石から出てきた犬やヒキガエル、闇の扉の向こうの光の宴 

 

 ニューバーグのウィリアムが注目したのはグリーン・チャイルドだけではなかった。ほかの驚嘆すべきことの筆頭にあげているのが不思議な岩から出てきた犬たちの話だ。

 ある石切り場で巨大な岩にくさびを打ったところ、割れ目から2匹の犬が飛び出してきた。岩の中の洞(ほら)に閉じ込められていたのだが、どうやって呼吸していたかはわからなかった。犬の種類は狩猟犬の一種ハリヤー犬である。獰猛そうな顔つきをして、耐えがたい臭いを放ち、毛がなかった。2匹のうち1匹はすぐに死亡したが、もう一匹は食欲旺盛で、何日も生き(長く生き)、ウィンチェスター主教ヘンリーに可愛がられた。

 これもなかなか理解しがたい伝承だ。作業中の人間たちが目を離したすきに2匹のハリヤー犬が入り込んだのではないかと勘繰りたくなる。しかし、おそらく神犬の由来伝説の話(犬版孫悟空?)なのだろう。ウィンチェスター主教が所有していた優秀な狩猟犬は聖なる岩から生まれたのだ。このハリヤー犬は原種のようである。フォックスハウンドの血が混ざって、現在のような姿になったのであり、当時は毛がなく、ツヤがある、怖い容貌をした狩猟犬だったのだろう。

 ほかの石切り場では、建材として使えそうな石を探して掘っていくと、美しい二重石が見つかった。これは二つの大きな石が、粘着性の物質によってくっついていたらしい。驚いた労働者たちがそれを主教に見せると、近くで目にした主教はそれを切断するよう命じた。
 しかしそうすることで謎が増えることになった。そこに洞(ほら)があり、首に黄金の首飾りを巻いたヒキガエルがいたのである。眺めていた人々が驚くなか、主教は石を閉じて(くっつけて)石切り場に投げ捨て、瓦礫で覆うよう命じた。

 これもまた奇妙な説話である。
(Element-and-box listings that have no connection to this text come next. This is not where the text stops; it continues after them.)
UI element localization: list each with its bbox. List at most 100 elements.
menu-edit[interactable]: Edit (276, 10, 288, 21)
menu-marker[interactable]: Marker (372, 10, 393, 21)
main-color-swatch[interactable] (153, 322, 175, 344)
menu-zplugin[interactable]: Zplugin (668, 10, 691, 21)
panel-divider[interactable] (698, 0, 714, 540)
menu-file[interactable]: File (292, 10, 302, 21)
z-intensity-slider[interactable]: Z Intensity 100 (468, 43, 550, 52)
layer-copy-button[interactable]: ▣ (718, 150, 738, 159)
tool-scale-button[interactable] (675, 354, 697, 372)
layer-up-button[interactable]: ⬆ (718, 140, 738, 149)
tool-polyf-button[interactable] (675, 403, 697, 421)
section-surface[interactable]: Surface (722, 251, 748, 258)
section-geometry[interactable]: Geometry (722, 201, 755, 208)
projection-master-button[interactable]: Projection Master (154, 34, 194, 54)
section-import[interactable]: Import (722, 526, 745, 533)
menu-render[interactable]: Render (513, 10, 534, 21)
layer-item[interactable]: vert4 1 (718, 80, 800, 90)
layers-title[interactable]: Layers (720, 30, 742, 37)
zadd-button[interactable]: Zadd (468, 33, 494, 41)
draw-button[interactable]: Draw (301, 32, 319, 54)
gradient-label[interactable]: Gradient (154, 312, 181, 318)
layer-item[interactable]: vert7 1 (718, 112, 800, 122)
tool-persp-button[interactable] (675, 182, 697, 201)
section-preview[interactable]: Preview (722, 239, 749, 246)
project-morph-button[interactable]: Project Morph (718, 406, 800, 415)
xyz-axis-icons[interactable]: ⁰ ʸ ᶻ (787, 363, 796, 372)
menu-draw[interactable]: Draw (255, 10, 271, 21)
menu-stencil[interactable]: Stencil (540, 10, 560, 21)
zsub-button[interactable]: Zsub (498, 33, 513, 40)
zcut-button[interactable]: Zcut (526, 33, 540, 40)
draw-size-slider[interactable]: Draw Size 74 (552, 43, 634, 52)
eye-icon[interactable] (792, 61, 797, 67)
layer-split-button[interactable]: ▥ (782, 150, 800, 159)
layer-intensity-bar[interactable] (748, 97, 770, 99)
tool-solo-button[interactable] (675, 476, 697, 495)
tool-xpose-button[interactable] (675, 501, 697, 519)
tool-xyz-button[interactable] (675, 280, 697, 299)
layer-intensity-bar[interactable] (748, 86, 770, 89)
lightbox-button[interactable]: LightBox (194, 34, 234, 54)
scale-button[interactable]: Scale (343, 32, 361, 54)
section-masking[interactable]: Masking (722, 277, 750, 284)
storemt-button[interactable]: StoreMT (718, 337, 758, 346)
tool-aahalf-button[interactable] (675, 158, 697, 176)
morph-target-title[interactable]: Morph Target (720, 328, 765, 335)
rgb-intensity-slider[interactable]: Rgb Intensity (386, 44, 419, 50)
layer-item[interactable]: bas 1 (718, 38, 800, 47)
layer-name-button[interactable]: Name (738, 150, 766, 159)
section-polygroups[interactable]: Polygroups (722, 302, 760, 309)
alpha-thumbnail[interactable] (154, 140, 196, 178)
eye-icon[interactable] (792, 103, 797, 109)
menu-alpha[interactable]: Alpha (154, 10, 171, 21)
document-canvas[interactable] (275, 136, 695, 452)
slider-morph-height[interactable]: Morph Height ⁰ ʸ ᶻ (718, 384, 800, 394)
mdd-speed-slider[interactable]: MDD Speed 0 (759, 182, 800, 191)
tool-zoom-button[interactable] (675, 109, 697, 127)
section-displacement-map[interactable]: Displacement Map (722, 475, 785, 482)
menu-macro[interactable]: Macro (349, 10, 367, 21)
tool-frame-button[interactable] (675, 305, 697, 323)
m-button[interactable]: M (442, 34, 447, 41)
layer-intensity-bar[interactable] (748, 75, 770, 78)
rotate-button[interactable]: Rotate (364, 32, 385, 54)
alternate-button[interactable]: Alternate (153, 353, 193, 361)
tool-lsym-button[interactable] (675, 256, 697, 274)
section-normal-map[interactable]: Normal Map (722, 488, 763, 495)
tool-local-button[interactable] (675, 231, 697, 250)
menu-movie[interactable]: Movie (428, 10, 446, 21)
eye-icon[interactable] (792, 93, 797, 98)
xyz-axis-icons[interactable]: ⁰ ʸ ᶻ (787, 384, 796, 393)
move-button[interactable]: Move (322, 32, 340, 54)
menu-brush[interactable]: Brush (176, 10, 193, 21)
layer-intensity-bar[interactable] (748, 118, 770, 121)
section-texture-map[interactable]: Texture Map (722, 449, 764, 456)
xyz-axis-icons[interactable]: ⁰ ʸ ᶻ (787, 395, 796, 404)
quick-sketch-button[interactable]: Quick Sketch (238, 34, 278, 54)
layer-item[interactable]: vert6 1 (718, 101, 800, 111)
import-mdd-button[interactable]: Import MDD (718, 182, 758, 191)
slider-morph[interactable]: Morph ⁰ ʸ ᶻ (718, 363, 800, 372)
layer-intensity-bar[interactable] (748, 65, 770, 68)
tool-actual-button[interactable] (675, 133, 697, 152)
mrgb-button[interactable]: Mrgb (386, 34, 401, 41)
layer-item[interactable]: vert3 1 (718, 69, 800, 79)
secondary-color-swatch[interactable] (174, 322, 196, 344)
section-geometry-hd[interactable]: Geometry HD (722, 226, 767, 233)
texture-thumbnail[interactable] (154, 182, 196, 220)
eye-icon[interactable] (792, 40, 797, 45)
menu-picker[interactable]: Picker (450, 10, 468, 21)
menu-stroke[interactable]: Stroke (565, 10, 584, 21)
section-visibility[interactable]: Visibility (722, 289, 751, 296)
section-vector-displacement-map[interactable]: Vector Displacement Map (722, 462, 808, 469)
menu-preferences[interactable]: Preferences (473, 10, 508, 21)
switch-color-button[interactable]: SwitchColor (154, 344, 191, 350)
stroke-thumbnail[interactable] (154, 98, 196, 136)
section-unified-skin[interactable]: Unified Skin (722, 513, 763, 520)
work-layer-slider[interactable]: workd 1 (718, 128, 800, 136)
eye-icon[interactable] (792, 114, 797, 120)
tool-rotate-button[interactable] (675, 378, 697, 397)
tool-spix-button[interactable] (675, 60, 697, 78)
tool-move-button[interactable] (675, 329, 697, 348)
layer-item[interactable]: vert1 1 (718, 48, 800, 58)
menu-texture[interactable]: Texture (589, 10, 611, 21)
石切り場が物語のロケーションであること、石の中の密閉された空洞から犬やヒキガエルが出てきたことなど、両者には共通点がある。犬が神の犬なら、カエルも神のカエルなのだろうか。首に金色の模様が入ったヒキガエルがこのあたりに生息しているのかもしれないが、いまのところ確認できていない。

 私の生地から遠くないディアイラ管区で起きた驚くべきことは、子供時代から知っていた。東の海岸から数マイルのところに村があった。その近くにジプスという有名な泉水があり、いくつかの源から水が湧き出ていた。それは大きな流れとなり、低地を滑るように流れて海に達した。これらの流れが干上がったときは、いい徴(しるし)だと言われた。というのも流れは未来の飢饉を起こす災害の前兆とみなされたからである。

 この村のある百姓が、近くの村に住む友人を訪ねたあと、夜遅く、ほろ酔い気分で自宅に向かって(馬に乗って)いた。すると向こうの丘から、歌声やどんちゃん騒ぎの音が聞こえてきた。村から数百メートルほどのところである。真夜中の静寂(しじま)を破って騒いでいるのはだれだろうと思って彼はその音のほうへ近づいて行った。

 丘の側面に扉があった。扉が開いていたので中をのぞくと、広い屋敷があり、煌々と灯りがともるなか、たくさんの男女がいた。彼らは荘厳な宴であるかのようにきちんと坐っていた。彼が立っているのに気付いた出席者のひとりが彼に杯を渡した。彼は杯を飲み干したかったが、ぐっとこらえ、中身を捨てて、杯だけを持ってその場を立ち去った。

 杯が持っていかれたことに気づいた出席者の間からざわめきが起きた。そして彼らは彼を追い始めた。しかし彼は馬に飛び乗り、必死に村にたどりついた。

 彼が持ち帰った杯は類まれなものだった。知られざる素材から作られていて、色は尋常でなく、奇異なる形をしていた。それは英国の長老王ヘンリーへの贈り物だった。それはその後王妃の兄弟であるスコットランド王デーヴィッドの手に渡り、何年もの間王国の宝として保管されたものだった。その後スコットランドのウィリアム王のとき、ヘンリー2世に返却されたという。

 どうも論理的一貫性に欠けた筋と言わざるを得ないが、ある種、異界との遭遇体験といえなくもない。作者(ニューバーグのウィリアム)はこれを「悪しき天使(evel angels)」か「呪術師(magicians)」のなせるわざとみなしている。

 昔の日本や中国ならキツネのせいにするだろう。キツネがまばゆい世界を作り出したのなら、翌朝訪ねればそこには家屋の残骸や墓場があるだろう。しかし英国の説話(ここでは歴史上の実話として語られているが)では、きらびやかな人々は主人公の百姓をばかそうとは考えていない。

 この伝説的逸話からいくつかの情報をくみ取ることができる。一つは、この地方、たとえばエドムンドの教会に国宝級の宝(杯)が所蔵されていたということだ。それが現在もあるかどうかはわからない。
 もう一つは、異界との遭遇伝説が英国にもあったことである。普通の人間がこの世界に入ることは許されていないが、たまたま扉が開いていたために、中を覗くことができた。そこは死の世界であり、永遠の世界でもあった。中に入り、杯の酒を飲んでいたら、彼はこの世に戻ってくることはなかっただろう。